Among the NFP respondents, only one in twenty women (5%) had induced abortions (the same in the NFP Adjusted), which is twenty percent fewer than the NSFG (25%). One in five (21%) of the NSFG Catholic, 21-44 years Adjusted, had induced abortions, which is 4% lower than the NSFG respondents. Even though our NFP survey did not ask if the induced abortions took place prior to practicing NFP, we feel that theydid. We are basing this belief on the 21% abortion rate reported by the NSFG Catholics, who are not practicing NFP, and who have a considerably higher number of induced abortions. Our NFP group's induced abortion rate might have risen to 21% had they not been introduced to NFP. It appears that the low abortion rate could not be due only to their religiosity, because 65% had violated the Catholic Church's teachings on artificial birth control. As Catholics, we believe that when we are in the state of sanctifying grace respecting the Ten Commandments and not violating the Natural Law, God pours His blessings upon us to strengthen our faith and free will to remain faithful to His teachings. For this reason, the spiritual graces and benefits of respecting God's Moral and Divine Laws seem to be essential in marital happiness and conjugal harmony.

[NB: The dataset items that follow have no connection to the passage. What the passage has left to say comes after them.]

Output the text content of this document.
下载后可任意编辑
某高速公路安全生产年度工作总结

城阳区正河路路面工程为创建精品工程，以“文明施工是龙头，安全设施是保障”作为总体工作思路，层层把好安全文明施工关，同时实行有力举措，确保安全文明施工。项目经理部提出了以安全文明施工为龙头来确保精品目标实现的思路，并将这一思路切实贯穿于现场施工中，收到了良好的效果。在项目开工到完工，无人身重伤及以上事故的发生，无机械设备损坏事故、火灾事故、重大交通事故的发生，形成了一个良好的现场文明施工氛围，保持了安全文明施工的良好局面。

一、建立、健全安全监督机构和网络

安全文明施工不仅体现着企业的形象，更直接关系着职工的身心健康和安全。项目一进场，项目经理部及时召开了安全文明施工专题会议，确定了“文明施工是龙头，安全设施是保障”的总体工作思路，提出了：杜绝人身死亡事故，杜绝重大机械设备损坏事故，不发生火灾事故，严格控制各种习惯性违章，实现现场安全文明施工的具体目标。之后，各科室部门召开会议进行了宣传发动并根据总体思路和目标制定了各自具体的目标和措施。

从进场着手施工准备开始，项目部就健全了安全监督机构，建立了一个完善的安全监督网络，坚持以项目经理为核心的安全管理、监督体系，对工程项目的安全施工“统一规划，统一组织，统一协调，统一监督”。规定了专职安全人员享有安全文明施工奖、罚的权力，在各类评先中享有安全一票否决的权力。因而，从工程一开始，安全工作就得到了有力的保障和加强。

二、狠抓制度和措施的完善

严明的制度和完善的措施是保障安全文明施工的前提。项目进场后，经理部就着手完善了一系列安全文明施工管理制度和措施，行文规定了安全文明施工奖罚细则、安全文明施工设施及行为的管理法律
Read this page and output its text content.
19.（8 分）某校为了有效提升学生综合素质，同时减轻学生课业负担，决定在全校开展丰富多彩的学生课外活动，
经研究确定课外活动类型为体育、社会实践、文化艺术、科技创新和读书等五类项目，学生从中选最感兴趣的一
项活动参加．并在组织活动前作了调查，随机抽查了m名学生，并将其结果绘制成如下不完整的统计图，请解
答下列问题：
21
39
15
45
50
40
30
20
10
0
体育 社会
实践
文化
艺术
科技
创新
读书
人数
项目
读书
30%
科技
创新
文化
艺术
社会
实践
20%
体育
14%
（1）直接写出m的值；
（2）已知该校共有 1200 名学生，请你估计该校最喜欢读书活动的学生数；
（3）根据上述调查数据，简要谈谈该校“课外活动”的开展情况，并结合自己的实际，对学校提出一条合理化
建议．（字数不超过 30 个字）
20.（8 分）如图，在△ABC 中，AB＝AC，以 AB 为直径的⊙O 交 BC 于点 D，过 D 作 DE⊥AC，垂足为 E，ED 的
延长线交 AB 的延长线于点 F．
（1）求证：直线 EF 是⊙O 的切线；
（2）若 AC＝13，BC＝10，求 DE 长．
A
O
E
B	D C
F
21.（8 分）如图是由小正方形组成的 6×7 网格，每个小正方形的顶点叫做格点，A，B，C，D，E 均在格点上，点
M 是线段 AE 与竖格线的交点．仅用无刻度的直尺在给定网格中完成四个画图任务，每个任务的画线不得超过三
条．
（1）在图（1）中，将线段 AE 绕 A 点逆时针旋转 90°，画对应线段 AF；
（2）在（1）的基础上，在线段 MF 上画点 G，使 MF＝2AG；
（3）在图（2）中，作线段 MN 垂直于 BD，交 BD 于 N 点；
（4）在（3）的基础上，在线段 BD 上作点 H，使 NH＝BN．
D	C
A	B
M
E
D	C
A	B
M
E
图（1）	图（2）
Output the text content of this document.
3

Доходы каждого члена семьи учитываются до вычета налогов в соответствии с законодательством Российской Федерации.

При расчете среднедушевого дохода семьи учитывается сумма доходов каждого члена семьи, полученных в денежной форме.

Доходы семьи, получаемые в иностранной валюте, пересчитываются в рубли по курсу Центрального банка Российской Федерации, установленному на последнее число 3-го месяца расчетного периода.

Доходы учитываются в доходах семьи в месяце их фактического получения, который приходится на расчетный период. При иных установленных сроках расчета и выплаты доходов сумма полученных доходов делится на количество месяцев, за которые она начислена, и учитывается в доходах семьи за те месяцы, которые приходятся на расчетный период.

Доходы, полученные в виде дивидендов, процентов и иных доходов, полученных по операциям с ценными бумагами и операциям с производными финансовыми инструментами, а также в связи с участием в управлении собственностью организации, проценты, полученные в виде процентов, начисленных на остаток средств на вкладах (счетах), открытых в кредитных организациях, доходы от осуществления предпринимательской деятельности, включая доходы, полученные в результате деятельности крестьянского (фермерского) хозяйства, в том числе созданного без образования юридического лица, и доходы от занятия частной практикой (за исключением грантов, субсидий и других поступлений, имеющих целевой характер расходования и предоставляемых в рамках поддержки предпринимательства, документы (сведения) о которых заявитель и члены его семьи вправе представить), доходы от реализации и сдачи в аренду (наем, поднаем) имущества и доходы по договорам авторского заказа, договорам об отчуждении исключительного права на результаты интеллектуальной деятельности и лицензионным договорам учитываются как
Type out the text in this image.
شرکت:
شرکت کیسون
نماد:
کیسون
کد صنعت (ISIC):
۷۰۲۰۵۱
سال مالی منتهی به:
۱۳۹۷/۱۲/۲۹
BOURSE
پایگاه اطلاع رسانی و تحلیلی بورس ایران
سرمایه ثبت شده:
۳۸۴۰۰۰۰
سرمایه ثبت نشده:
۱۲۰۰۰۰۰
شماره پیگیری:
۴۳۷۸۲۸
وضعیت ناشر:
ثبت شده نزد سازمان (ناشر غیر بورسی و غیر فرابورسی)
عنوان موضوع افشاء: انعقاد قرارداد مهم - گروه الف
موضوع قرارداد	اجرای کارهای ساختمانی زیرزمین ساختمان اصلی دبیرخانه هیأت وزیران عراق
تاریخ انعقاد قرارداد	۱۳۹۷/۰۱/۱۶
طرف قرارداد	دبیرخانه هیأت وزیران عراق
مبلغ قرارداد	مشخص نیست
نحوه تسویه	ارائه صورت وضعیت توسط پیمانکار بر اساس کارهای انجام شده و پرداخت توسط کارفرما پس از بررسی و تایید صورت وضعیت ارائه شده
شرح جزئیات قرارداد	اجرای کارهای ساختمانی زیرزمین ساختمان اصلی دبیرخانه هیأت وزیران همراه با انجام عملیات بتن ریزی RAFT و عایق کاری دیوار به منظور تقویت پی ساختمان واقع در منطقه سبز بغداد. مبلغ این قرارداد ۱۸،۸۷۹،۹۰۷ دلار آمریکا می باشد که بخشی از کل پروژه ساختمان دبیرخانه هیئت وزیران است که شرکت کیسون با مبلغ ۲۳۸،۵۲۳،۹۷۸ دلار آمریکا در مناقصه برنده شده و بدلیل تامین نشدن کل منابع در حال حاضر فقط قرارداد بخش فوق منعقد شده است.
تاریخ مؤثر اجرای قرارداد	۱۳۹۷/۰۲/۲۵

According to a 1995 study, using the same NSFG data as part of their calculations, it was reported that the proportion of abortions resulting from contraceptive failure was 58%7. As reported by the American Life League, 49% of pregnancies among American women are unintended and half of these are terminated by abortion. Judging by the widespread use of artificial birth control in the NSFG survey (94.3%), and their confusion in recognizing right from wrong, (see Figures 16 and 17), it is not surprising that the abortion rate is 25%. Further studies using current information may show an even greater percentage of abortions, especially if chemical abortion methods such as the morning after pills and the RU-486 are included.
The main objective of this study was to discern if couples who practice NFP are less likely to be divorced than those who do not; so a more direct comparison of groups of similar age and beliefs was necessary. Figures 9 and 10 indicate support for this hypothesis.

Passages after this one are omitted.